Bar owners unsure if customers who have ‘broken habits of a lifetime’ will ever return

Billy Browne of Browne’s Bar in the village of Parteen is contemplating life outside the pub trade. Photograph Liam Burke/Press 22

Billy Browne of Browne’s Bar in the village of Parteen is contemplating life outside the pub trade. Photograph Liam Burke/Press 22

 

The Browne family have run a lounge bar in the village of Parteen near the Clare-Limerick border for the best part of 170 years.

Not even raids by Black and Tans could shut the doors of the pub, but Covid-19 has proved an unbeatable force, says fifth-generation owner Billy Browne.

Even if he got the nod from Government to allow beer to flow from the taps for Christmas he argues it “wouldn’t be worth it”, a view shared by other owners of so-called wet pubs in the area who did not wish to be identified.

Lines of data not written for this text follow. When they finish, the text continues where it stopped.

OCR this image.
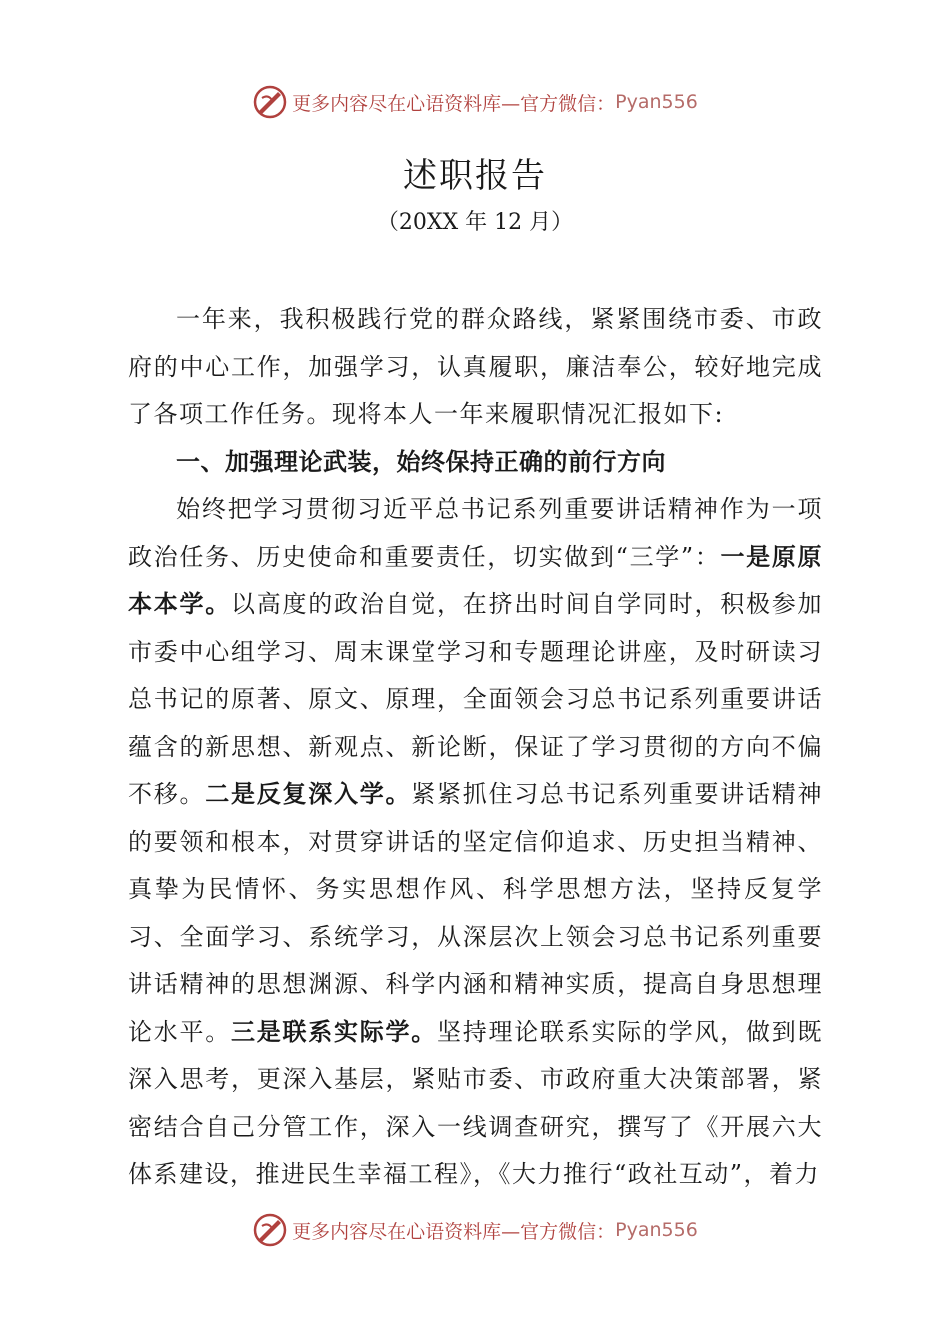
更多内容尽在心语资料库—官方微信： Pyan556
述职报告
（20XX 年 12 月）

一年来，我积极践行党的群众路线，紧紧围绕市委、市政府的中心工作，加强学习，认真履职，廉洁奉公，较好地完成了各项工作任务。现将本人一年来履职情况汇报如下:

一、加强理论武装，始终保持正确的前行方向

始终把学习贯彻习近平总书记系列重要讲话精神作为一项政治任务、历史使命和重要责任，切实做到“三学”：一是原原本本学。以高度的政治自觉，在挤出时间自学同时，积极参加市委中心组学习、周末课堂学习和专题理论讲座，及时研读习总书记的原著、原文、原理，全面领会习总书记系列重要讲话蕴含的新思想、新观点、新论断，保证了学习贯彻的方向不偏不移。二是反复深入学。紧紧抓住习总书记系列重要讲话精神的要领和根本，对贯穿讲话的坚定信仰追求、历史担当精神、真挚为民情怀、务实思想作风、科学思想方法，坚持反复学习、全面学习、系统学习，从深层次上领会习总书记系列重要讲话精神的思想渊源、科学内涵和精神实质，提高自身思想理论水平。三是联系实际学。坚持理论联系实际的学风，做到既深入思考，更深入基层，紧贴市委、市政府重大决策部署，紧密结合自己分管工作，深入一线调查研究，撰写了《开展六大体系建设，推进民生幸福工程》，《大力推行“政社互动”，着力

更多内容尽在心语资料库—官方微信： Pyan556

“We’re staying shut and were going to keep abiding by the law but I’m very disappointed by the outcome,” says Browne.

Referring to the different approach being applied to gastropubs, he says “the Government promised us they wouldn’t divide the pub and now they have done it. As far as I’m concerned they have gone back on their word. They don’t trust us, the traditional pubs, to run our premises safely.”

He says his licence to trade as a wet pub was renewed a few weeks ago. “So the courts and the gardaí are happy we can run our premises. It’s a bit like being given a [driving] licence and told you can’t drive.”

He doesn’t have a kitchen or chef to offer food and believes a takeaway service is “pure codology”.

“You’re enticing people into the town if you do takeaway. Sure people are going to drink around the area and not take it home with them, and there’s no other facilities in the area, no toilets, etc. Who’s going to supervise that?” he asks.

He does not know if there will be a customer base when pubs eventually open.

“It’s going to a big problem. You have customers that have broken habits of a lifetime, the answer is I don’t know.”

‘Not all about alcohol’

He adds that the same conversation could be had with the parish priest.

A lot of his customers are of an “older” generation, a mature group which, he argues, always act responsibly.

“It’s not all about alcohol, we are a social setting, a club house for want of a another expression. We provide a social outlet . . . no more than one would want to get out, go to a football match, the horse races, or just to walk in the countryside,” he adds.

He has invested €9,000 on upgrade works in an attempt to Covid-proof his premises and he “spoke to guy yesterday who spent €12,000”.

“I’ve heard stories about the place here getting raided by the Black and Tans, so they obviously didn’t close during the Irish Civil War or other wars. So this seems to be the one that has caught everybody”.